Ja, kenne ich: Austausch von Tätigkeiten statt Austausch von Produkten.
Zitat "Statt der Vergangenheit (das fertige Produkt) beherrscht die
Zukunft (der Zweck) die Gegenwart" - das haben wir doch schon: CRM, B2B,
B2C usw.

Der Prosument alleine ändert noch gar nichts. Er macht mitnichten
"Tauschwert, Geld, Kapital, Lohnarbeit" "funktionslos", wie Wolf Göhring
meint.

> Die dingliche Seite verlangt, dass sich die Buchhaltung auf die
> Organisation des Cash-Flows konzentriert und anderen nicht dauernd
> "reinredet".  Ist natürlich in der Realität komplizierter, aber
> gewisse Elemente einer relativen Autonomie glaube ich zu erkennen, die
> sich aus dem Übergang von Produkt zu Prozess ergibt.  Damit entstehen
> aber Räume, die nach den Prinzipien der FK organisiert werden können.

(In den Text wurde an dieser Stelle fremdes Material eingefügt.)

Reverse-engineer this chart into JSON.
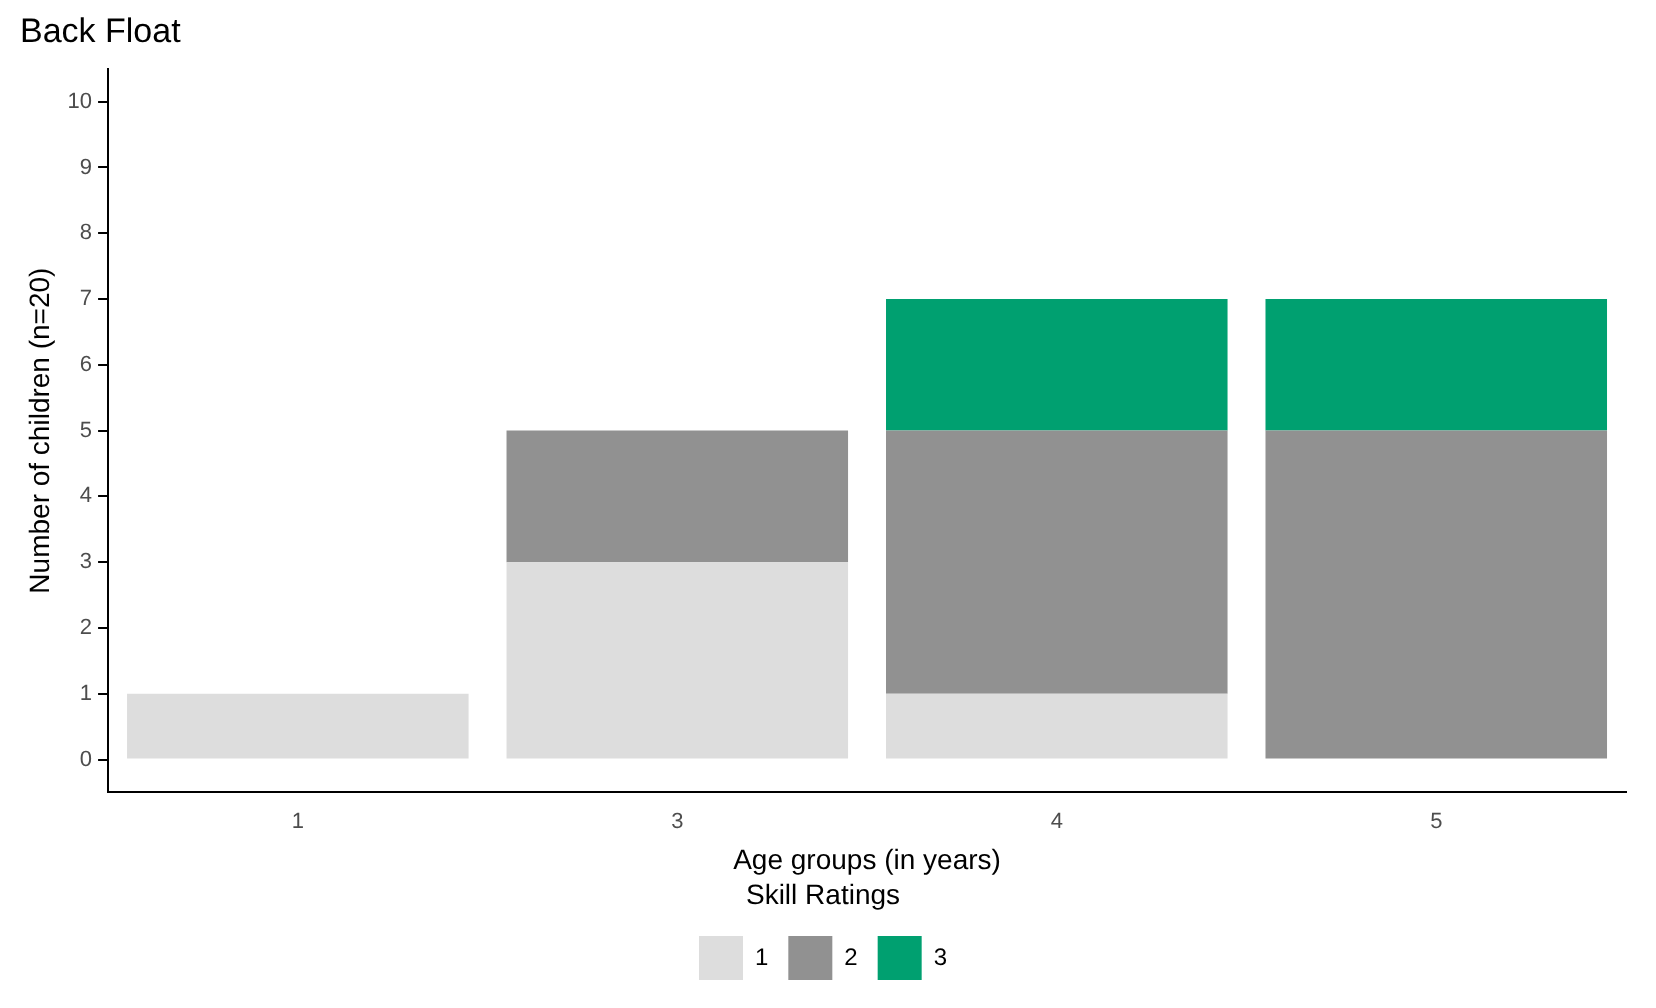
{
  "chart_data": {
    "type": "bar",
    "title": "Back Float",
    "xlabel": "Age groups (in years)",
    "ylabel": "Number of children (n=20)",
    "legend_title": "Skill Ratings",
    "categories": [
      "1",
      "3",
      "4",
      "5"
    ],
    "stacked": true,
    "series": [
      {
        "name": "1",
        "color": "#dddddd",
        "values": [
          1,
          3,
          1,
          0
        ]
      },
      {
        "name": "2",
        "color": "#919191",
        "values": [
          0,
          2,
          4,
          5
        ]
      },
      {
        "name": "3",
        "color": "#00a070",
        "values": [
          0,
          0,
          2,
          2
        ]
      }
    ],
    "ylim": [
      -0.5,
      10.5
    ],
    "yticks": [
      0,
      1,
      2,
      3,
      4,
      5,
      6,
      7,
      8,
      9,
      10
    ],
    "grid": false,
    "legend": "bottom"
  }
}
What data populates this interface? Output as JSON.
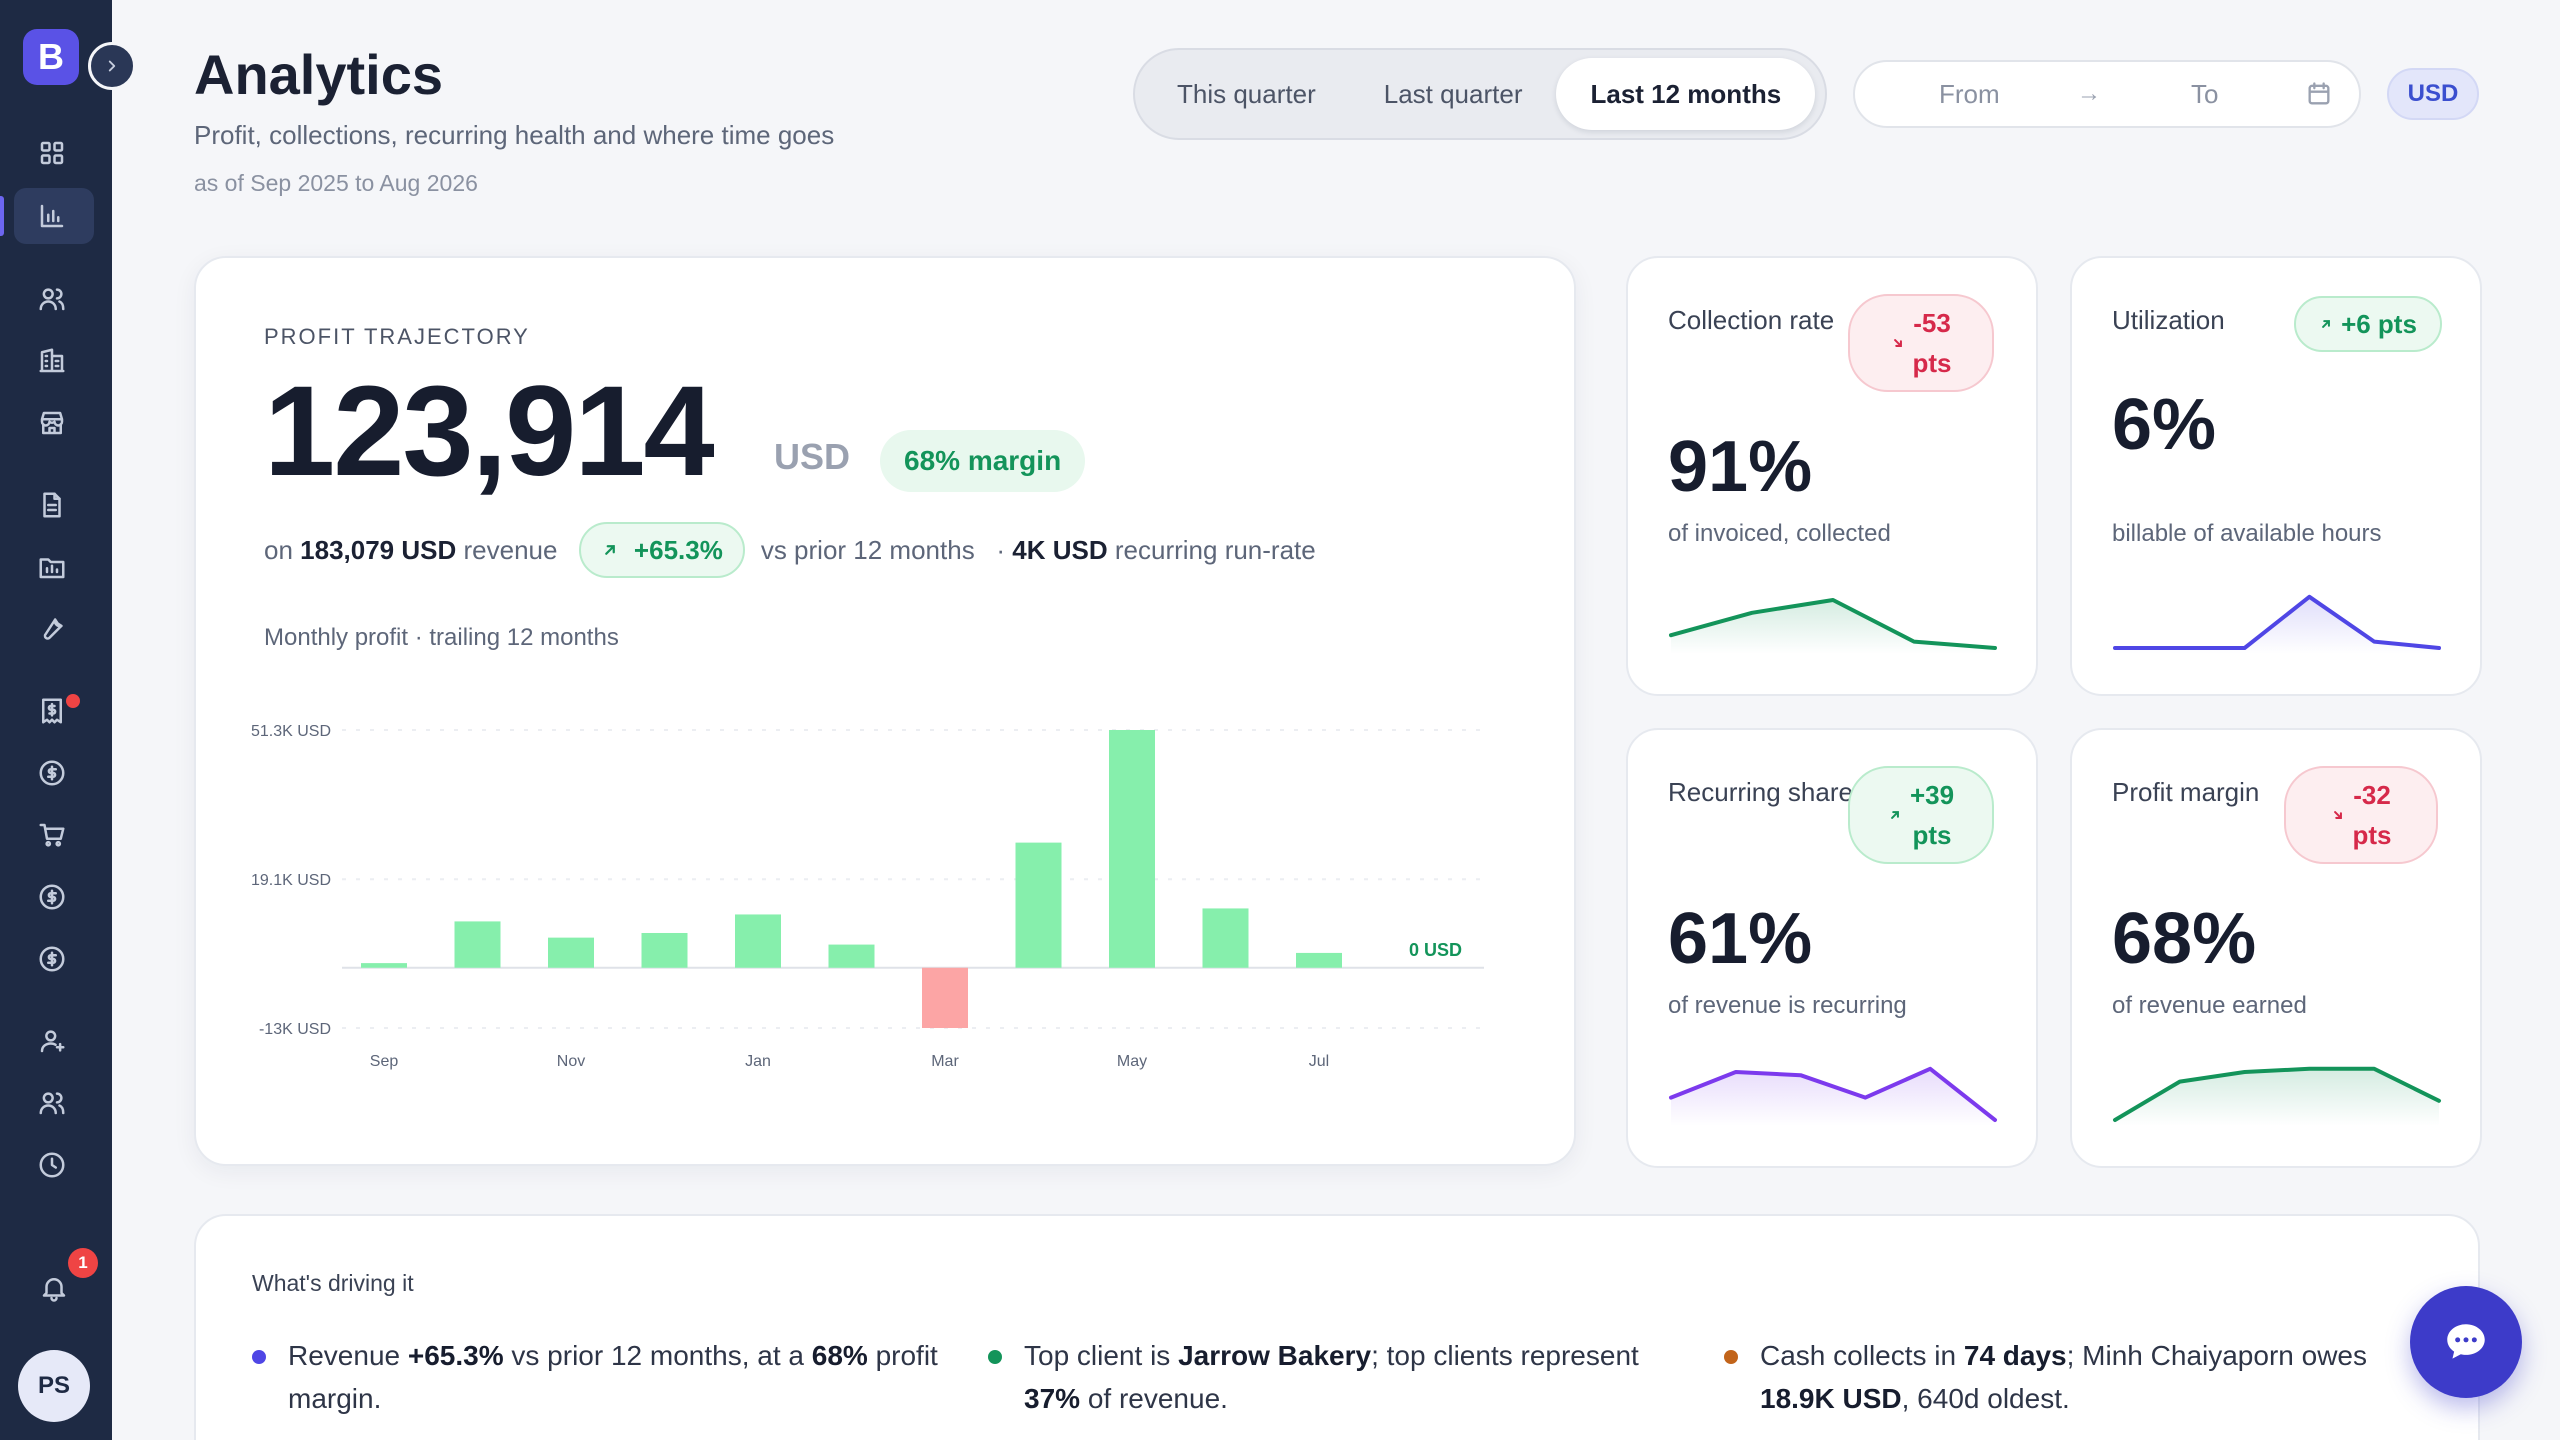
{
  "sidebar": {
    "logo_letter": "B",
    "items": [
      "dashboard-icon",
      "analytics-icon",
      "clients-icon",
      "companies-icon",
      "store-icon",
      "documents-icon",
      "reports-icon",
      "tools-icon",
      "invoices-icon",
      "payments-icon",
      "cart-icon",
      "expenses-icon",
      "billing-icon",
      "contacts-icon",
      "team-icon",
      "time-icon",
      "bell-icon"
    ],
    "notification_count": "1",
    "avatar_initials": "PS"
  },
  "header": {
    "title": "Analytics",
    "subtitle": "Profit, collections, recurring health and where time goes",
    "date_range_text": "as of Sep 2025 to Aug 2026",
    "period_tabs": [
      "This quarter",
      "Last quarter",
      "Last 12 months"
    ],
    "active_tab": 2,
    "date_from_placeholder": "From",
    "date_arrow": "→",
    "date_to_placeholder": "To",
    "currency": "USD"
  },
  "profit": {
    "label": "PROFIT TRAJECTORY",
    "value": "123,914",
    "unit": "USD",
    "margin_badge": "68% margin",
    "on_text": "on",
    "revenue": "183,079 USD",
    "revenue_suffix": "revenue",
    "change": "+65.3%",
    "change_suffix": "vs prior 12 months",
    "separator": "·",
    "run_rate": "4K USD",
    "run_rate_suffix": "recurring run-rate",
    "chart_caption": "Monthly profit · trailing 12 months"
  },
  "chart_data": {
    "type": "bar",
    "categories": [
      "Sep",
      "Oct",
      "Nov",
      "Dec",
      "Jan",
      "Feb",
      "Mar",
      "Apr",
      "May",
      "Jun",
      "Jul",
      "Aug"
    ],
    "x_tick_labels": [
      "Sep",
      "Nov",
      "Jan",
      "Mar",
      "May",
      "Jul"
    ],
    "values": [
      1000,
      10000,
      6500,
      7500,
      11500,
      5000,
      -13000,
      27000,
      51300,
      12800,
      3200,
      0
    ],
    "y_tick_labels": [
      "51.3K USD",
      "19.1K USD",
      "-13K USD"
    ],
    "y_ticks": [
      51300,
      19100,
      -13000
    ],
    "zero_label": "0 USD",
    "ylim": [
      -13000,
      51300
    ],
    "positive_color": "#86efac",
    "negative_color": "#fca5a5"
  },
  "kpis": [
    {
      "label": "Collection rate",
      "badge_value": "-53",
      "badge_unit": "pts",
      "direction": "down",
      "value": "91%",
      "sub": "of invoiced, collected",
      "spark": [
        0.2,
        0.55,
        0.75,
        0.1,
        0.0
      ],
      "color": "#13945a"
    },
    {
      "label": "Utilization",
      "badge_value": "+6 pts",
      "badge_unit": "",
      "direction": "up",
      "value": "6%",
      "sub": "billable of available hours",
      "spark": [
        0.0,
        0.0,
        0.0,
        0.8,
        0.1,
        0.0
      ],
      "color": "#4f46e5"
    },
    {
      "label": "Recurring share",
      "badge_value": "+39",
      "badge_unit": "pts",
      "direction": "up",
      "value": "61%",
      "sub": "of revenue is recurring",
      "spark": [
        0.35,
        0.75,
        0.7,
        0.35,
        0.8,
        0.0
      ],
      "color": "#7c3aed"
    },
    {
      "label": "Profit margin",
      "badge_value": "-32",
      "badge_unit": "pts",
      "direction": "down",
      "value": "68%",
      "sub": "of revenue earned",
      "spark": [
        0.0,
        0.6,
        0.75,
        0.8,
        0.8,
        0.3
      ],
      "color": "#13945a"
    }
  ],
  "drivers": {
    "title": "What's driving it",
    "items": [
      {
        "color": "#4f46e5",
        "parts": [
          "Revenue ",
          "+65.3%",
          " vs prior 12 months, at a ",
          "68%",
          " profit margin."
        ]
      },
      {
        "color": "#13945a",
        "parts": [
          "Top client is ",
          "Jarrow Bakery",
          "; top clients represent ",
          "37%",
          " of revenue."
        ]
      },
      {
        "color": "#c2641a",
        "parts": [
          "Cash collects in ",
          "74 days",
          "; Minh Chaiyaporn owes ",
          "18.9K USD",
          ", 640d oldest."
        ]
      }
    ]
  }
}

Ich kann diese Räume nicht erkennen, da scheinen wir unterschiedlich zu
gucken. Ich sehe eher Räume unter bestimmten Sonderbedingungen dort
entstehen, wo - um mal deine Beschreibung zu verwenden - die W- und
G-Prozesse sozusagen verschmelzen wie in der New Economy.

> Besonders deutlich wird das bei gemeinsam bewirtschafteter
> Infrastruktur.  Dazu hat Hort Müller im Oktoberheft von Utopie kreativ
> (132) unter dem Begriff "sozialwirtschaftliche Dienstleistungen" einen
> sehr interessanten Aufsatz stehen, siehe
> http://www.rosalux.de/Bib/uk/Archiv.  Der "Cash-flow" muss da vom
> Staat als Transferleistung organisiert werden, die Quote beträgt heute
> - nach verschiedenen Rechnungen ergeben sich unterschiedliche Werte -
> mehr als 50%. Neoliberale Politik versucht, das zurückzudrängen, aber
> das schlägt negativ auf die Qualität dieser "sozialwirtschaftlichen
> Dienstleistungen" durch.  Also eine recht explosive Gemengelage.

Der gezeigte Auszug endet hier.